De supetão, a ideia de sair daquela sala lhe assombrou. Em questão de segundos aquele pensamento emergiu e inundou a sua mente, tomando conta de todos os seus movimentos a partir de então. Ela mordiscou o lábio e deixou os olhos esverdeados saírem da porta aberta e vaguearem pela sala de descanso em que estava. Do lado de fora ela via e ouvia o hospital a pleno vapor, mas do lado tudo estava calmo. Ali haviam poltronas e sofás encouraçados, uma mesa de centro redonda com tampo transparente e abarrotado de revistas médicas com pés amadeirados, uma mesa maior e igual de jantar rodeada por cadeiras fofas de uma cor... estranha, e atrás dela e fazendo a volta em toda a sala, menos onde tinha uma geladeira velha e a porta pro banheiro, uma bancada cor de gelo com balcão embaixo como as de laboratórios, duas pias, micro-ondas, cafeteira e tudo necessário pra se preparar cafés. Do lado esquerdo de Sofia, a parede tinha janelas grandes com persianas horizontais brancas que ajudavam a ajustar a luminosidade natural da sala. Do lado direito, um quadro branco todo rabiscado com casos de pacientes.

"Eu não quero ir".

Ali dentro era tudo tão confortável e sereno e seguro. Tudo era calmo e tranquilo e a sensação de solitude... Ah...! Era bom respirar um pouco ali. Os últimos dias foram de trabalhos muito intensos. Todos os cochilos de Sofia tinham sido naqueles sofás, era quase a sua segunda casa.

Sofia fechou os olhos e tentou ignorar os sons de vida e morte vindos do corredor. Não deu certo. Tentou, então, se concentrar no seu próprio corpo.

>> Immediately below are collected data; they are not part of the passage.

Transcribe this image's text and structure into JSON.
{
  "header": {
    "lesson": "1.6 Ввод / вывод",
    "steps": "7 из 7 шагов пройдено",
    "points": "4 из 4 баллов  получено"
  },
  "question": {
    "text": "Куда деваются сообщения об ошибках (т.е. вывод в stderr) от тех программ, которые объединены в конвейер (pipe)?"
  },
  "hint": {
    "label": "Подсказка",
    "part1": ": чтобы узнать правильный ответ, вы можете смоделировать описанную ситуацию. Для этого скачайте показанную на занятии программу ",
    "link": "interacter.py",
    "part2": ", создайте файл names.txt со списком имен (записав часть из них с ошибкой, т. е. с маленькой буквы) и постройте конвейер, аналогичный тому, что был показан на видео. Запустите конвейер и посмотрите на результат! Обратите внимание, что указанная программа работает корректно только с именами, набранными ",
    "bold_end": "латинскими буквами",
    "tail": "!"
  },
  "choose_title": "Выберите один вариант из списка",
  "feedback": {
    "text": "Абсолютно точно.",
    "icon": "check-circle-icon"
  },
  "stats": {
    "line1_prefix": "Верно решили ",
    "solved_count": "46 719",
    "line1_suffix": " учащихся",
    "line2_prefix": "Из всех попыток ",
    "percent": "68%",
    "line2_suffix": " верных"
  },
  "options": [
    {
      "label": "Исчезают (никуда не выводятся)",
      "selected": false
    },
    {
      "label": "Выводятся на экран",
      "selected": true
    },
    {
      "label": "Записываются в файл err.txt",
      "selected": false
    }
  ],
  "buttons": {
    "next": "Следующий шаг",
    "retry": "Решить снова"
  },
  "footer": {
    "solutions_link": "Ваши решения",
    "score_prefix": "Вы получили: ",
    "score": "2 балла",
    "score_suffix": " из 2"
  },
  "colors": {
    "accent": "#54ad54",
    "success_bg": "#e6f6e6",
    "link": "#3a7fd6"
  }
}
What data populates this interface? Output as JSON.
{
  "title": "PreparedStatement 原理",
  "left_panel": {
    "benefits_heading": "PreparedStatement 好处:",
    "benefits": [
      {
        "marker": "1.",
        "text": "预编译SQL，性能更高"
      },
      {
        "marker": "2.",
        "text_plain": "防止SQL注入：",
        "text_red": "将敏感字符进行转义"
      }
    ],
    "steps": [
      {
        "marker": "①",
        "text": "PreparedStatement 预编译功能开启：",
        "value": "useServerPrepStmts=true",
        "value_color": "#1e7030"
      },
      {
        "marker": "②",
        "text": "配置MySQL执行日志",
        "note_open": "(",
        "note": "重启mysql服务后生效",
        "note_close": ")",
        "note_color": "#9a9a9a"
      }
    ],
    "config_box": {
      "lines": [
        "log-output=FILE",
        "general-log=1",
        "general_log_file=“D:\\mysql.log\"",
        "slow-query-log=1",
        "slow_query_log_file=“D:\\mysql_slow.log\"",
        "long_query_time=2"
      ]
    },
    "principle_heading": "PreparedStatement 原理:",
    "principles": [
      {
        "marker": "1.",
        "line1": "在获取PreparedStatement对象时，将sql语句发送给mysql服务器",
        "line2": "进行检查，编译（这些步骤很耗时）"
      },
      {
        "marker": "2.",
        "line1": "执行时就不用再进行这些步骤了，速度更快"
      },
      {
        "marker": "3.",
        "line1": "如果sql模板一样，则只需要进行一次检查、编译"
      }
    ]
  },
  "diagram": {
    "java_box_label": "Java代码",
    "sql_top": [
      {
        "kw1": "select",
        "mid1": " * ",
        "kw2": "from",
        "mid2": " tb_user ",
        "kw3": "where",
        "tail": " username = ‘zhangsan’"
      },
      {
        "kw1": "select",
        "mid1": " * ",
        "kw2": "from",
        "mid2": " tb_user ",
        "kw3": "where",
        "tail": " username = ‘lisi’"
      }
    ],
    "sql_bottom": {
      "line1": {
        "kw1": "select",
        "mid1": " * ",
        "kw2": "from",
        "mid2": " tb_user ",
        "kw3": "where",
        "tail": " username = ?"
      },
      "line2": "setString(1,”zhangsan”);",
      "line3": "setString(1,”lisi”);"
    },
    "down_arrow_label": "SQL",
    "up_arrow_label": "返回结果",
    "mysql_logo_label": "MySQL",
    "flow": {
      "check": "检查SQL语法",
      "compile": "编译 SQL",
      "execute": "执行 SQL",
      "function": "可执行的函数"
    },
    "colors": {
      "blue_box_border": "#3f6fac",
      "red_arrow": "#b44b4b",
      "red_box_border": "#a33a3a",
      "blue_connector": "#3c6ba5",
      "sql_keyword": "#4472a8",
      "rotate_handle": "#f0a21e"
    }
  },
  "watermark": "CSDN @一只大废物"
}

"O que eu estou sentindo? Vamos lá, Sofia. Vamos começar por cima. Ok.", ela respirou profundamente. "Meu cérebro está formigando, meu trapézio está tensionado, meu coração bate muito rápido e muito forte, mas pelo menos tem um ritmo constante. Meu coração tem um ritmo constante. Ele tem. Tá tudo bem. Minha respiração está pesada e acelerada. Eu consigo controlar isso. Eu consigo controlar ela. Foca, Sofia. Foca. Um... Dois... Três... Quatro..." Cada vez que inspirava ou expirava ela ia contando quatro segundos. Os primeiros foram horríveis, bem difíceis, e ela ficou com a impressão de que não estava conseguindo respirar, mas com o tempo e as tentativas foi ficando mais fácil. O seu pensamento - sempre chamado para o barulho de fora - constantemente era conscientemente forçado a voltar para o seu barulho interior. Sua psicóloga uma vez dissera que o exercício não era ficar com o pensamento estático, mas sim o de trazer ele de volta sempre. Alguns segundos (que pra ela mais pareciam horas) depois a sensação no seu cérebro foi passando, a intensidade do seu coração foi diminuindo e ela até mesmo sentiu relaxar não só o trapézio, mas também alguns outros músculos espalhados pelo corpo que ela não tinha se dado conta de que estavam contraídos.

Ela levou as mãos pálidas de dedos compridos e unhas bem cuidadas ao peito e entrelaçou os dedos sobre ele, se deixando levar pelo ritmo de subida e descida do seu diafragma. "Eupneica, ótimo. Eu consegui", ela pensou enquanto um sorriso discreto fazia elevar as extremidades dos seus lábios. Deixou-se sentir o tecido azul do seu scrub e aproveitou para alisa-lo quando relaxou os braços novamente. Os olhos se abriram mais seguros de si. Ela crispou os lábios e deu o primeiro passo em direção a porta. O segundo já ficou mais fácil, o terceiro foi mais leve, no quarto ela passou pela mesinha de centro e alçou seu estetoscópio que deixara jogado ali por cima quando entrou na sala. Num movimento ágil, jogou-o na volta do pescoço e deixou passos mais decididos a guiarem para fora do recinto. Puxou os cabelos ruivos e lisos presos em uma colinha para fora e ergueu a cabeça encarando o mundão ali fora como se ela fosse a pessoa mais corajosa do mundo.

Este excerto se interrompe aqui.